Bristling with defensive armor, we shouldered our way in the door at Travail (the French word for “work”) at prime time, and—what’s this?—were immediately directed to the best seats in the house, at the counter fronting the open kitchen (OK, they were the last seats remaining in a room where nobody would move for the next two hours. Our good fortune.)

“Tasting menu?” asked one of the 13 kerchiefed guys cooking, then serving, the weekly-changing menu for its 54 seats—guys who looked more like roofers or auto mechanics than effete food fanatics. Which they are. Tasting menu it is: 10 official courses and several more surprise bites, on shared plates for $30.

OK, show me.

And they did. Each course is big enough for two, yet proportioned so that by No. 10 you’re sated but can still drive home. First out, what the guy in the red kerchief called the Vegetable Garden—like a Japanese miniature flowerbed composed of painstakingly-chiseled bits of zucchini-as-dirt, beet topiaries, date “worms” (I quote), roasted grapes, and on the side, a shot glass of “Lemon Sphere” tea foam topped with zings of palate-popping “lemon pixie dust.” Sounds too-too precious, but, despite what they might have been smoking when they devised the edible joke, it actually works— created with equal parts of TLC, zany humor and thinking way-way outside the box. By Plate 2, I’d clearly let down my guard. I’d drunk the Kool-Aid (cleverly disguised as Viognier) and I was hooked. Bring it on!

Which they did. Next up, one of the surprise extras: a lolly the size of a marble on a stick composed of velvety foie gras puree wrapped around (trust me on this) a Swedish gummi-fish candy, then topped with crumbled pistachios. Then, a second gift from the kitchen—the world’s smallest cannoli (oh, maybe half an inch) stuffed with mascarpone and almonds. What masochistic gnome fashioned these, I wonder?

A tartare of scallops followed, joined by a mini-turnip, mushrooms and more under a gush of garlic butter, poured over the soup plate as we inhaled. Then, beef carpaccio, translucent as tissue paper, accompanied by foie gras, parsnips and a cracker. With our last sip of Viognier, we dipped into agnelotti—pasta bundles that enfolded black beans, orange, mascarpone and mozzarella—bobbing in a bowl of avocado puree. We licked the plate.
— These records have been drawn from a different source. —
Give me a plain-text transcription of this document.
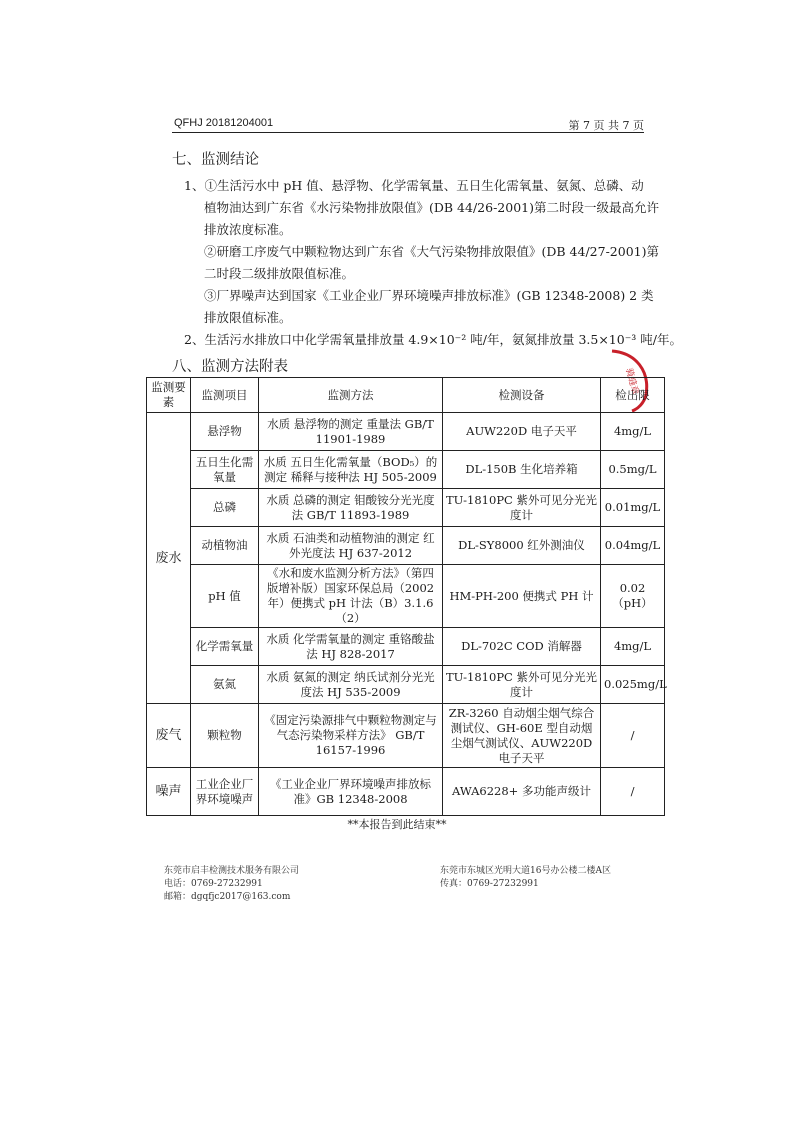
QFHJ 20181204001	第 7 页 共 7 页
七、监测结论
1、①生活污水中 pH 值、悬浮物、化学需氧量、五日生化需氧量、氨氮、总磷、动
植物油达到广东省《水污染物排放限值》(DB 44/26-2001)第二时段一级最高允许
排放浓度标准。
②研磨工序废气中颗粒物达到广东省《大气污染物排放限值》(DB 44/27-2001)第
二时段二级排放限值标准。
③厂界噪声达到国家《工业企业厂界环境噪声排放标准》(GB 12348-2008) 2 类
排放限值标准。
2、生活污水排放口中化学需氧量排放量 4.9×10⁻² 吨/年，氨氮排放量 3.5×10⁻³ 吨/年。
八、监测方法附表
骑缝章
监测要素	监测项目	监测方法	检测设备	检出限
废水	悬浮物	水质 悬浮物的测定 重量法 GB/T 11901-1989	AUW220D 电子天平	4mg/L
	五日生化需氧量	水质 五日生化需氧量（BOD₅）的测定 稀释与接种法 HJ 505-2009	DL-150B 生化培养箱	0.5mg/L
	总磷	水质 总磷的测定 钼酸铵分光光度法 GB/T 11893-1989	TU-1810PC 紫外可见分光光度计	0.01mg/L
	动植物油	水质 石油类和动植物油的测定 红外光度法 HJ 637-2012	DL-SY8000 红外测油仪	0.04mg/L
	pH 值	《水和废水监测分析方法》（第四版增补版）国家环保总局（2002年）便携式 pH 计法（B）3.1.6（2）	HM-PH-200 便携式 PH 计	0.02（pH）
	化学需氧量	水质 化学需氧量的测定 重铬酸盐法 HJ 828-2017	DL-702C COD 消解器	4mg/L
	氨氮	水质 氨氮的测定 纳氏试剂分光光度法 HJ 535-2009	TU-1810PC 紫外可见分光光度计	0.025mg/L
废气	颗粒物	《固定污染源排气中颗粒物测定与气态污染物采样方法》 GB/T 16157-1996	ZR-3260 自动烟尘烟气综合测试仪、GH-60E 型自动烟尘烟气测试仪、AUW220D 电子天平	/
噪声	工业企业厂界环境噪声	《工业企业厂界环境噪声排放标准》GB 12348-2008	AWA6228+ 多功能声级计	/
**本报告到此结束**
东莞市启丰检测技术服务有限公司
电话：0769-27232991
邮箱：dgqfjc2017@163.com
东莞市东城区光明大道16号办公楼二楼A区
传真：0769-27232991
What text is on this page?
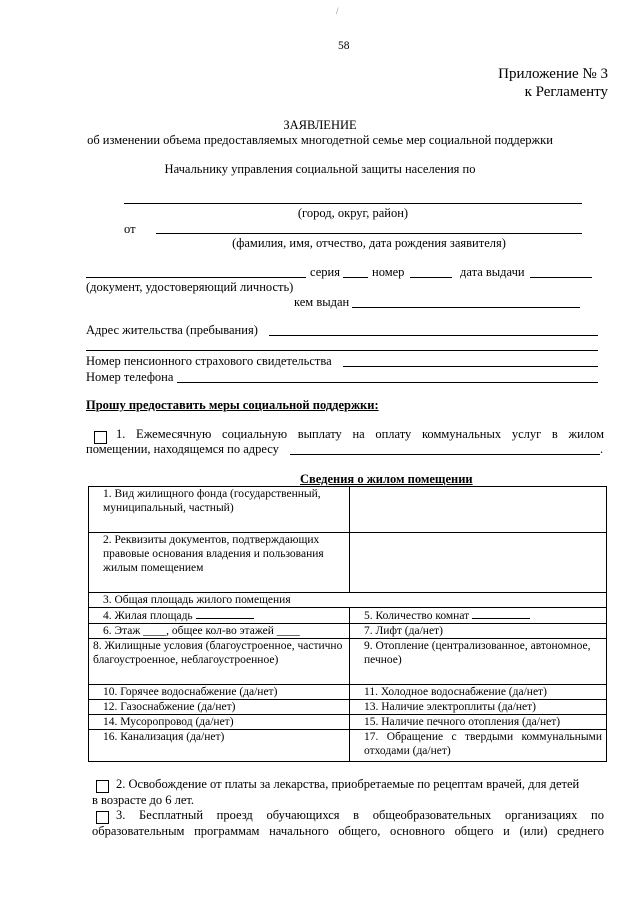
/
58
Приложение № 3
к Регламенту
ЗАЯВЛЕНИЕ
об изменении объема предоставляемых многодетной семье мер социальной поддержки
Начальнику управления социальной защиты населения по
(город, округ, район)
от
(фамилия, имя, отчество, дата рождения заявителя)
серия	номер	дата выдачи
(документ, удостоверяющий личность)
кем выдан
Адрес жительства (пребывания)
Номер пенсионного страхового свидетельства
Номер телефона
Прошу предоставить меры социальной поддержки:
1. Ежемесячную социальную выплату на оплату коммунальных услуг в жилом
помещении, находящемся по адресу	.
Сведения о жилом помещении
1. Вид жилищного фонда (государственный, муниципальный, частный)	
2. Реквизиты документов, подтверждающих правовые основания владения и пользования жилым помещением	
3. Общая площадь жилого помещения	
4. Жилая площадь	5. Количество комнат
6. Этаж ____, общее кол-во этажей ____	7. Лифт (да/нет)
8. Жилищные условия (благоустроенное, частично благоустроенное, неблагоустроенное)	9. Отопление (централизованное, автономное, печное)
10. Горячее водоснабжение (да/нет)	11. Холодное водоснабжение (да/нет)
12. Газоснабжение (да/нет)	13. Наличие электроплиты (да/нет)
14. Мусоропровод (да/нет)	15. Наличие печного отопления (да/нет)
16. Канализация (да/нет)	17. Обращение с твердыми коммунальными отходами (да/нет)
2. Освобождение от платы за лекарства, приобретаемые по рецептам врачей, для детей
в возрасте до 6 лет.
3. Бесплатный проезд обучающихся в общеобразовательных организациях по
образовательным программам начального общего, основного общего и (или) среднего
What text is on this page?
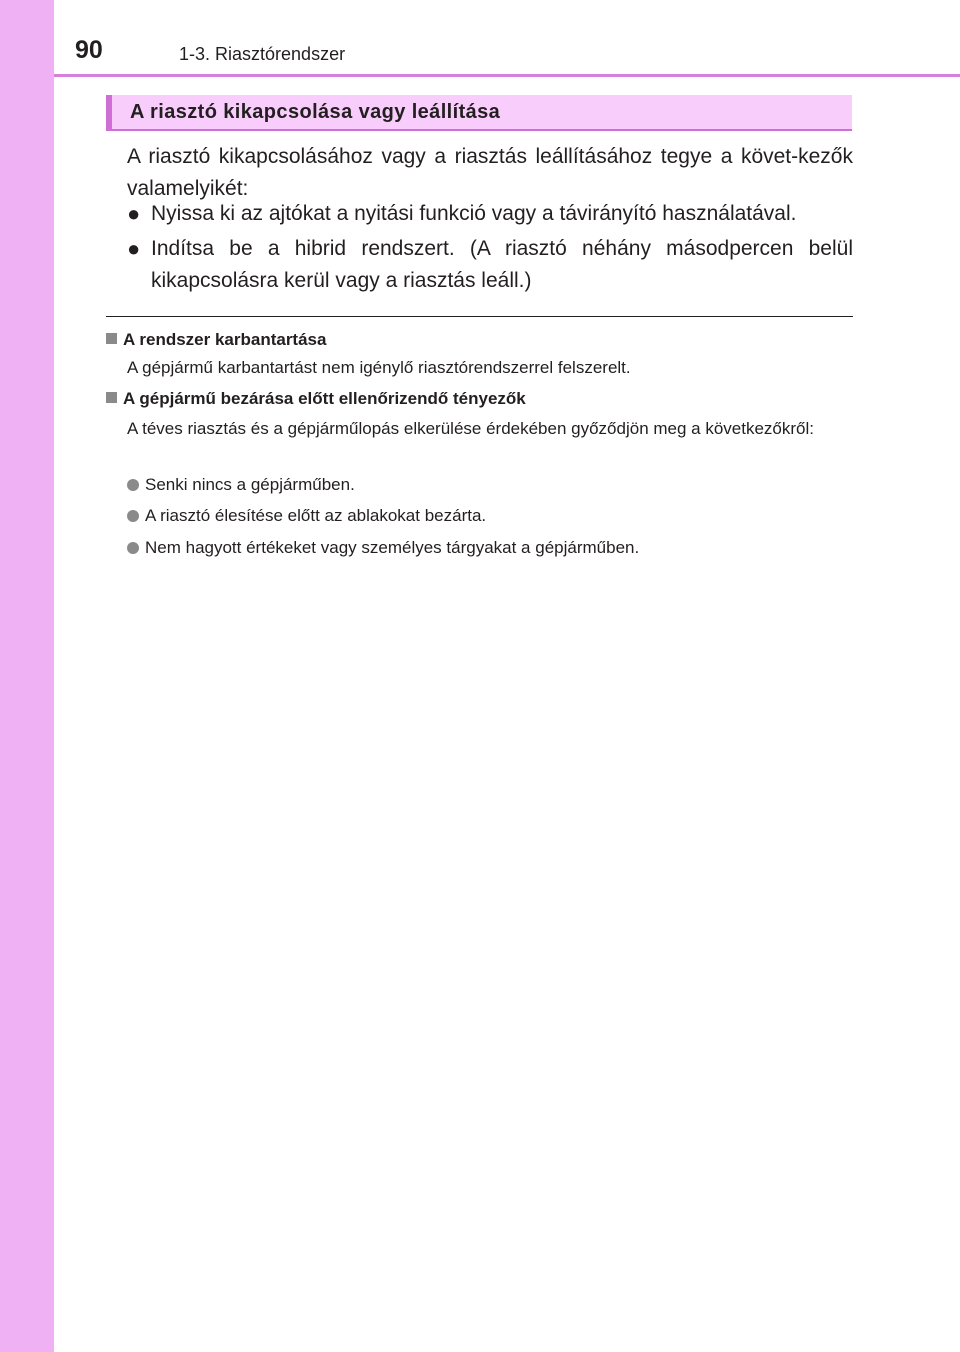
90	1-3. Riasztórendszer
A riasztó kikapcsolása vagy leállítása
A riasztó kikapcsolásához vagy a riasztás leállításához tegye a követ-kezők valamelyikét:
● Nyissa ki az ajtókat a nyitási funkció vagy a távirányító használatával.
● Indítsa be a hibrid rendszert. (A riasztó néhány másodpercen belül kikapcsolásra kerül vagy a riasztás leáll.)
A rendszer karbantartása
A gépjármű karbantartást nem igénylő riasztórendszerrel felszerelt.
A gépjármű bezárása előtt ellenőrizendő tényezők
A téves riasztás és a gépjárműlopás elkerülése érdekében győződjön meg a következőkről:
Senki nincs a gépjárműben.
A riasztó élesítése előtt az ablakokat bezárta.
Nem hagyott értékeket vagy személyes tárgyakat a gépjárműben.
Then a glass of red to introduce a dish setting off snapper accompanied by sweet pepper puree, baby zucchini, newborn green peas still in their pod, and more. Monkfish followed, then rabbit three ways: the tiniest rack you ever did see, a morsel of confit and another of husky sausage, along with shiitakes and a sweet, pure sweet potato puree leading the cast.

Another between-course surprise arrived: a soup spoon of frozen grapefruit granules that exploded in your mouth, preparing our palates (or not) for the ensuing pork tenderloin, served aside a strip of brown-sugar sprinkled bacon—raw upon arrival but not for long. Another guy in a bandanna hoists a blowtorch to quick-fry the strip on your plate. This dish also comes painted with a sunny egg yolk, adorned with thyme-flavored potato chips and an egg cup of sweet baked beans, along with pickled neo-natal asparagus. This round seemed all about showtime, rich with familiar flavor combos but far from “huh?”

Then, ready or not, a pre-dessert arrived, like an orange-flavored Dreamsicle but (of course) far more complicated. The actual dessert finale was a tribute to pineapple: a sliver of a tender tart, a dollop of sorbet, and a dice of candied fruit.
These guys are like a rock band, clearly loving—and pumped by—the work they do, so much that you probably wouldn’t have to pay them. (As it is, considering all the laborious hand-carving, pureeing and re-forming of the many elements composing each of the many plates, they probably earn about 25 cents an hour anyway.) If you’d prefer to put together your own tasting menu, just glance at the list of similar small plates on the blackboard, most well under $10.

No frills here. Pluck your eating utensils from a jelly jar (another serves as water glass). Just suspend your disbelief and enjoy.